Rosanne Mathot

Qui a peur du Petit Chaperon rouge ?

Où il est question de censure en Espagne, du Petit Chaperon rouge et d’une unité belge de forces spéciales féminine.

La chica en rouge eut un furtif mouvement de recul (1). Planquée dans les kékés de rhododendrons du Geyser, sous la pluie, avec un genou à terre, la PMF (Personnel Militaire Féminin, 2) comptait mentalement ses bastos (Uno, dos, tres…) tout en ajustant un loup dans la ligne de mire de son fusil de tireuse d’élite. Loulou, la louve du Geyser, inconsciente du drame qui était sur le point de se produire, ronflait gentiment, la tête entre les pattes, sous l’auvent de la terrasse. Devant le café, les rares passants hâtaient le pas, un brin de muguet tremblant entre leurs mains : la fille en rouge au fusil de précision accrochait tous les regards.
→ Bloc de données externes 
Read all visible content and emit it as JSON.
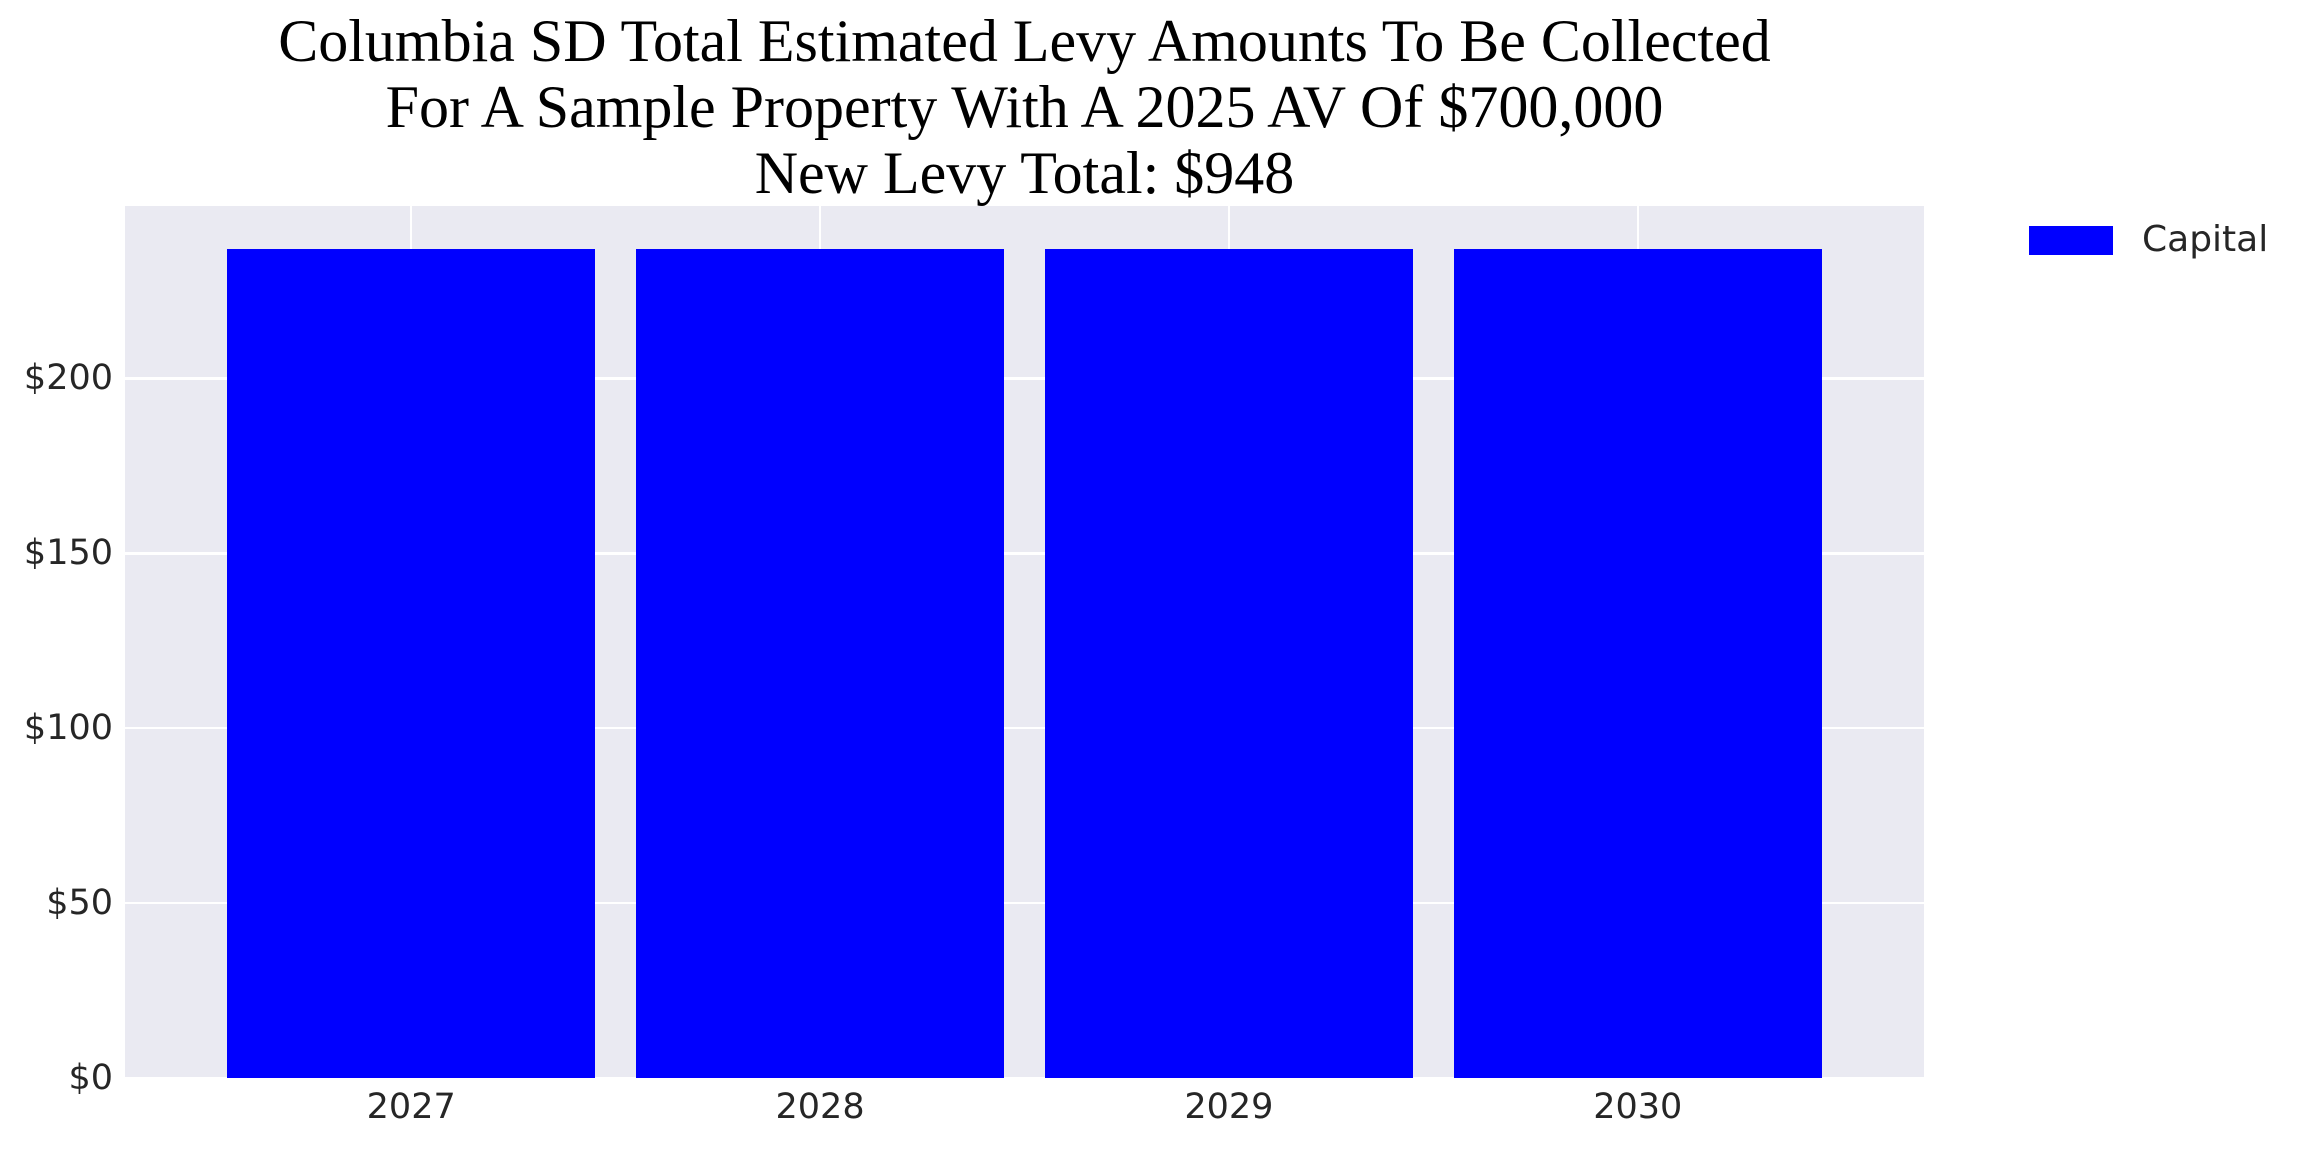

A vrai dire, on ne voyait plus qu’elle, dans tout Bruxelles. On ne parlait plus que d’elle. Partout : à la radio, sur Twitter, sur Facebook, Snapchat et sur la chaîne belge de télé en continu. Dans tout le royaume, la mystérieuse PMF des rhododendrons était aussi connue que le loup blanc.
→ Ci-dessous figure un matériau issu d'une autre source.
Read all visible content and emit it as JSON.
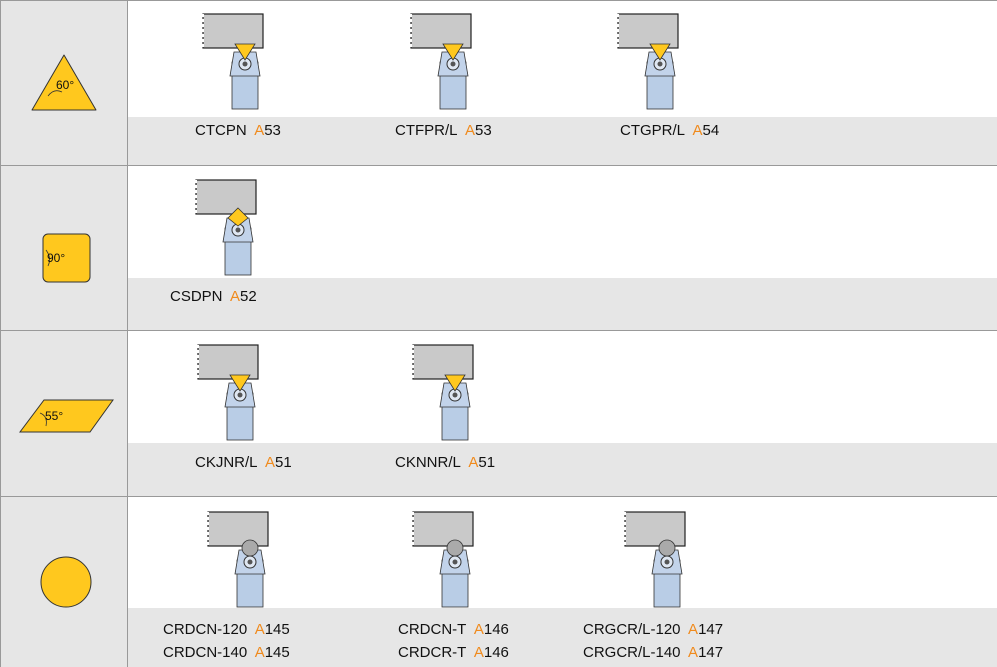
{
  "rows": [
    {
      "angle": "60°",
      "tools": [
        {
          "lines": [
            {
              "code": "CTCPN",
              "letter": "A",
              "page": "53"
            }
          ]
        },
        {
          "lines": [
            {
              "code": "CTFPR/L",
              "letter": "A",
              "page": "53"
            }
          ]
        },
        {
          "lines": [
            {
              "code": "CTGPR/L",
              "letter": "A",
              "page": "54"
            }
          ]
        }
      ]
    },
    {
      "angle": "90°",
      "tools": [
        {
          "lines": [
            {
              "code": "CSDPN",
              "letter": "A",
              "page": "52"
            }
          ]
        }
      ]
    },
    {
      "angle": "55°",
      "tools": [
        {
          "lines": [
            {
              "code": "CKJNR/L",
              "letter": "A",
              "page": "51"
            }
          ]
        },
        {
          "lines": [
            {
              "code": "CKNNR/L",
              "letter": "A",
              "page": "51"
            }
          ]
        }
      ]
    },
    {
      "tools": [
        {
          "lines": [
            {
              "code": "CRDCN-120",
              "letter": "A",
              "page": "145"
            },
            {
              "code": "CRDCN-140",
              "letter": "A",
              "page": "145"
            }
          ]
        },
        {
          "lines": [
            {
              "code": "CRDCN-T",
              "letter": "A",
              "page": "146"
            },
            {
              "code": "CRDCR-T",
              "letter": "A",
              "page": "146"
            }
          ]
        },
        {
          "lines": [
            {
              "code": "CRGCR/L-120",
              "letter": "A",
              "page": "147"
            },
            {
              "code": "CRGCR/L-140",
              "letter": "A",
              "page": "147"
            }
          ]
        }
      ]
    }
  ]
}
–  » Mais il est si connu que ça, ce loup blanc ?  » demanda Daisy, la fillette fantôme du café, au vieil Heinrich, l’homme à tout faire des lieux, en baissant le son de la télé.  » Tu l’as déjà vu, toi ?  »

 » M’est avis qu’il se planque sur notre terrasse « , dit Heinrich – ancien soldat – très sombre, en empoignant ce qu’il trouva pour sa défense (la casserole antidépression du cuisinier). Serrant la poignée de la cocotte de toutes ses forces – phalanges blêmes – le vieux se dirigea vers la porte, l’ouvrit d’un coup sec et s’écria :

–  » Halte-là ! Qui va là ?  »

Le cri de Heinrich se voulait viril et puissant. Mais il évoquait plutôt petitement les lamentations de la chevrette de Seguin bouffée par le loup.

 » Estoy el PCR !  » répondit une roide voix féminine à l’accent de castagnettes.

–  » Tu es une PCR ?  » interrogea le germanophone qui comprenait l’espagnol.

–  » Claro ! Heuu… Affirmatif !  » poursuivit la voix féminine.

–  » Précisez.  »

–  » En tant que PMF, j’ai reçu en dotation une parka rouge. A l’issue, on m’appelle PCR (Petit Chaperon rouge). Vu (3) ?

– « Vu ! Où vas-tu, PCR ?  »

 » Sur ordre de ma mère, je m’en vais voir ma mère-grand, avec pour mission de lui porter un RCIR.  »

–  » Une Ration de Combat Individuelle Réchauffable ?  »

– « Affirmatif. Pourquoi ?  »

–  » Pourquoi ? ragea Heinrich. Mais, PCR, dans l’armée, ne sais-tu pas que le mot « pourquoi » n’existe pas ?  »

La PCR – qui savait que réfléchir, c’était désobéir – répondit d’un simple  » Vu  » et fonça vers sa mère-grand, oubliant la grande méchante louve qui pionçait sur la terrasse du Geyser…

Mais c’est pas tout ça, l’heure tourne ! Où est encore passé le serveur ? S’agirait pas de louper le film, qui va démarrer, sur la Une, à 20 h 15…

(1)  » Chica  » signifie  » fille « , en espagnol.

(2) C’est en 1975 que les femmes belges reçurent le droit d’intégrer l’armée en temps de paix. Face au peu de candidatures, l’armée veut créer une unité des forces spéciales 100 % féminine fin 2019 ou début 2020.

(3) Le 10 avril 2019, une école maternelle de Barcelone a retiré Le Petit Chaperon rouge de sa bibliothèque, estimant que ce livre véhiculait des stéréotypes sexistes.